The most common thing first-time founders say when they first hear about PoSH compliance is: "I thought that only applied to big companies." It does not. If you have 10 or more employees — full-time, part-time, contract, intern, or remote — the Sexual Harassment of Women at Workplace (Prevention, Prohibition and Redressal) Act, 2013 applies to you. The threshold is 10 people. Not 50. Not 100. Ten.

"Seed stage or Series C — the Act doesn't care. 10 employees is the threshold. No exceptions."

When Does PoSH Apply to You?

Section 4 of the PoSH Act requires every employer with 10 or more employees to constitute an Internal Complaints Committee. This obligation arises the moment your headcount crosses that number — not when you raise your Series A, not when you start generating revenue, not when your investor asks you to get compliant during due diligence.
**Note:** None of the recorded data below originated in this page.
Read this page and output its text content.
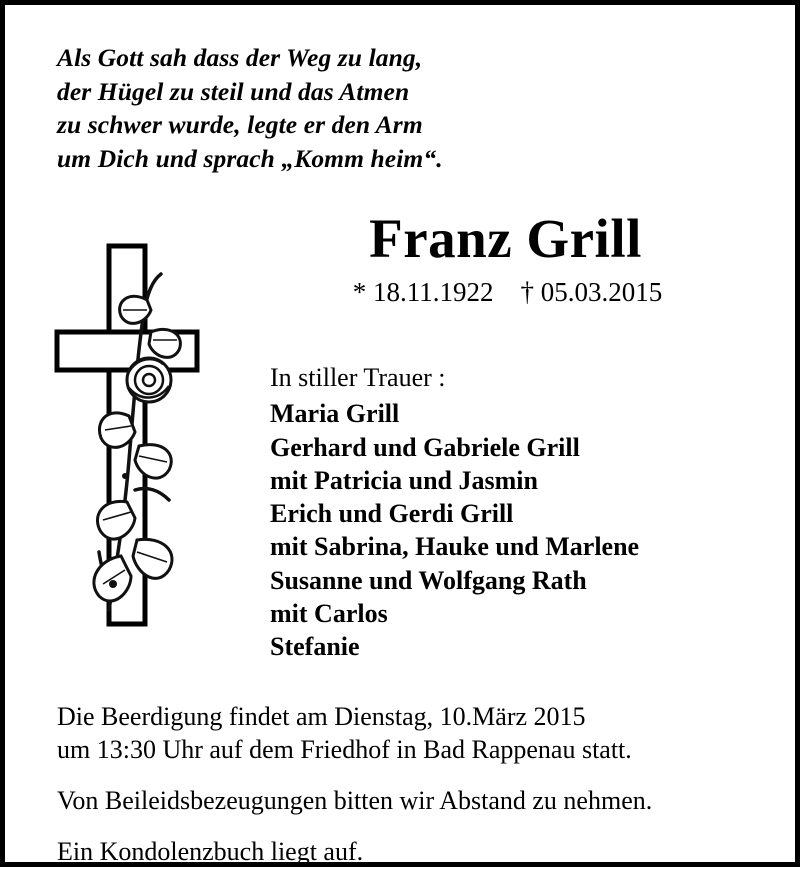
Als Gott sah dass der Weg zu lang,
der Hügel zu steil und das Atmen
zu schwer wurde, legte er den Arm
um Dich und sprach „Komm heim“.
Franz Grill
* 18.11.1922    † 05.03.2015
In stiller Trauer :
Maria Grill
Gerhard und Gabriele Grill
mit Patricia und Jasmin
Erich und Gerdi Grill
mit Sabrina, Hauke und Marlene
Susanne und Wolfgang Rath
mit Carlos
Stefanie
Die Beerdigung findet am Dienstag, 10.März 2015
um 13:30 Uhr auf dem Friedhof in Bad Rappenau statt.
Von Beileidsbezeugungen bitten wir Abstand zu nehmen.
Ein Kondolenzbuch liegt auf.
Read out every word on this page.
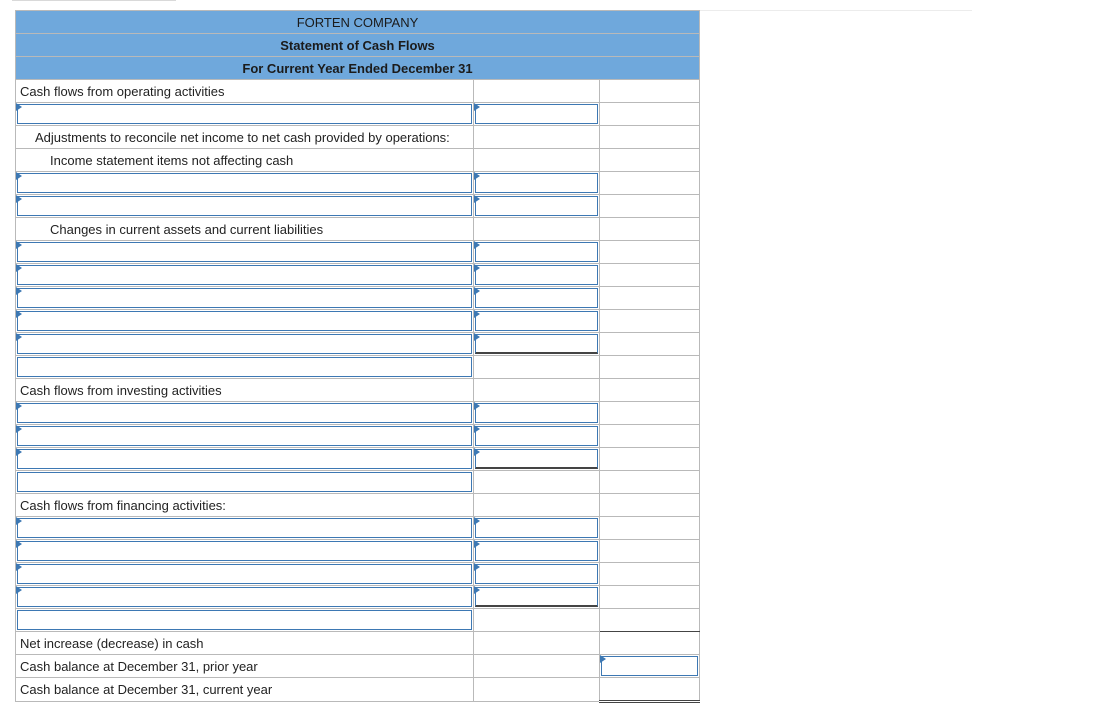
FORTEN COMPANY		
Statement of Cash Flows		
For Current Year Ended December 31		
Cash flows from operating activities		

Adjustments to reconcile net income to net cash provided by operations:		
Income statement items not affecting cash		

Changes in current assets and current liabilities		

Cash flows from investing activities		

Cash flows from financing activities:		

Net increase (decrease) in cash		
Cash balance at December 31, prior year		

Cash balance at December 31, current year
The headcount count is broader than your payroll. Under Section 2(e), "employee" includes any person employed at a workplace for any work on a regular, temporary, ad hoc, or daily-wage basis, whether directly or through an agent, including contract workers, interns, research scholars, and apprentices. If you have five full-time employees, four contractors, and two long-term interns — you have 11 employees for PoSH purposes, and the Act applies.

What You Need: The Five Elements

PoSH compliance has five distinct components, all of which are mandatory:

The Founder's Compliance Checklist

PoSH Compliance Checklist — 8 Action Items
01
Count your actual headcount Include full-time employees, part-time staff, contractors on retainer, long-term interns, and remote workers. If you are at or above 10, you are in scope.
02
Identify your Presiding Officer Must be a woman employed at a senior level in your organisation. Discuss the role with her before assuming she will accept — it carries responsibilities and deserves proper briefing.
03
Source a qualified External IC Member This is typically the hardest step for startups. The member must have documented credentials — not just willingness. POSH360's network provides pre-vetted External Members with credentials on file.
04
Issue a formal IC constitution order Signed by the employer or authorised signatory. Names all members, their designations, and the duration of their appointment. This is the founding legal document of your IC.
05
Draft and distribute a PoSH policy Tailored to your specific workplace structure, including any remote or digital components. Sent to all employees with a read-acknowledgement. Pinned in your primary communication channel if remote-first.
06
Hold your IC's inaugural meeting Confirm IC member appointments, review the policy, establish operating procedures, and document everything in signed minutes. File the minutes digitally.
07
Conduct your first annual training All employees including contractors and interns. Cover all five mandatory modules. Collect signed attendance records. Schedule a separate IC member training session.
08
File your annual report with the district officer Even if no complaints were received, a nil report must be filed. Set a calendar reminder for 31 January each year. File for prior years where applicable.

The Cost Reality

One of the most persistent misconceptions is that PoSH compliance requires a dedicated legal team or a prohibitively expensive retainer. It does not. For a 10-25 person startup, the practical costs are: a one-time policy drafting fee, an External IC Member's annual retainer (typically between ₹15,000 and ₹40,000 per year depending on qualifications and involvement), and an annual training session. POSH360's plans are structured specifically for startups and cover all five elements from ₹7,999 per year.

The cost of non-compliance is substantially higher. Beyond the direct fines (up to ₹1,00,000 under the 2024 amendment), non-compliance during a funding due diligence is increasingly a red flag with institutional investors. Several VC firms have begun adding PoSH compliance certification as a condition precedent to investment in Seed and Series A rounds.

The Timeline: How Long Does It Take?

Most startups can achieve full PoSH compliance within two weeks if they work with a structured partner. The critical path is typically the External IC Member sourcing — which, without a pre-vetted network, can take four to six weeks. With POSH360's network, it takes 24 to 48 hours. Everything else — policy drafting, IC constitution, training, and annual report — can be done in parallel once the External Member is secured.

What This Means for You

Work through the eight-item checklist above. For each item you cannot tick off, you have a compliance gap. Identify the gaps, prioritise the External Member sourcing (since it is the longest-lead item), and start the process this week. If you have been non-compliant since your headcount crossed 10, earlier action reduces your exposure — waiting makes it worse.